4.1. In these cases, it was held that the resulting company in a demerger and the transferee company in a transfer are eligible to claim TDS credit even if the TDS certificates are in the name of the demerged/transferor company.
5. The Ld. Departmental Representative relied on the order of the Ld.CIT(A) and pointed out the procedural part of the rule 37BA. However, it was noted that the assessee itself is Deductor and Deductee company is a merged entity. Therefore, the Ld.CIT(A) should have decided on the facts and merits of the case.

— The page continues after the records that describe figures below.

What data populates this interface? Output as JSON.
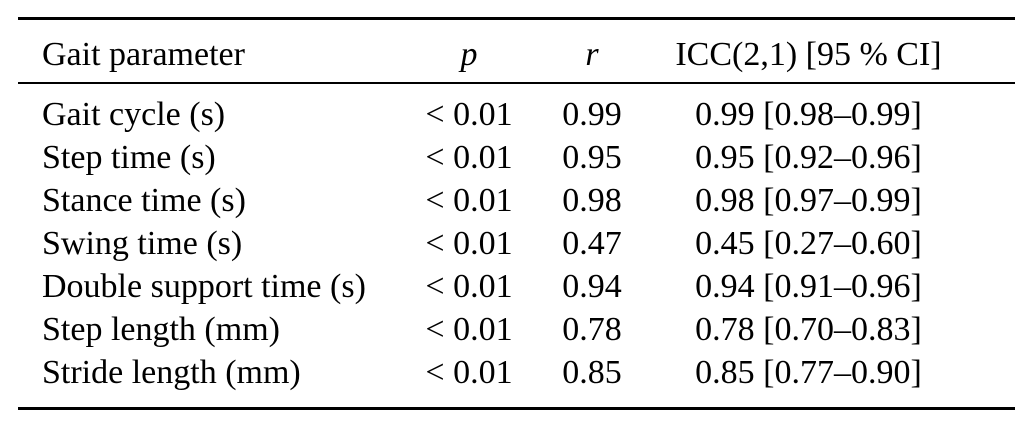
{
  "table": {
    "columns": [
      {
        "label": "Gait parameter"
      },
      {
        "label": "p"
      },
      {
        "label": "r"
      },
      {
        "label": "ICC(2,1) [95 % CI]"
      }
    ],
    "rows": [
      {
        "param": "Gait cycle (s)",
        "p": "< 0.01",
        "r": "0.99",
        "icc": "0.99 [0.98–0.99]"
      },
      {
        "param": "Step time (s)",
        "p": "< 0.01",
        "r": "0.95",
        "icc": "0.95 [0.92–0.96]"
      },
      {
        "param": "Stance time (s)",
        "p": "< 0.01",
        "r": "0.98",
        "icc": "0.98 [0.97–0.99]"
      },
      {
        "param": "Swing time (s)",
        "p": "< 0.01",
        "r": "0.47",
        "icc": "0.45 [0.27–0.60]"
      },
      {
        "param": "Double support time (s)",
        "p": "< 0.01",
        "r": "0.94",
        "icc": "0.94 [0.91–0.96]"
      },
      {
        "param": "Step length (mm)",
        "p": "< 0.01",
        "r": "0.78",
        "icc": "0.78 [0.70–0.83]"
      },
      {
        "param": "Stride length (mm)",
        "p": "< 0.01",
        "r": "0.85",
        "icc": "0.85 [0.77–0.90]"
      }
    ],
    "colors": {
      "text": "#000000",
      "rule": "#000000",
      "background": "#ffffff"
    }
  }
}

5.1. Following the aforementioned decisions of the Co-ordinate Benches, we set aside the order of the Ld.CIT(A) and direct the AO to allow the TDS credit to the assessee, after verifying that the relevant income has been assessed in this year.
In the result, the appeal of the Assessee is allowed.
Order pronounced in the Open Court on 4th July, 2024 at Ahmedabad.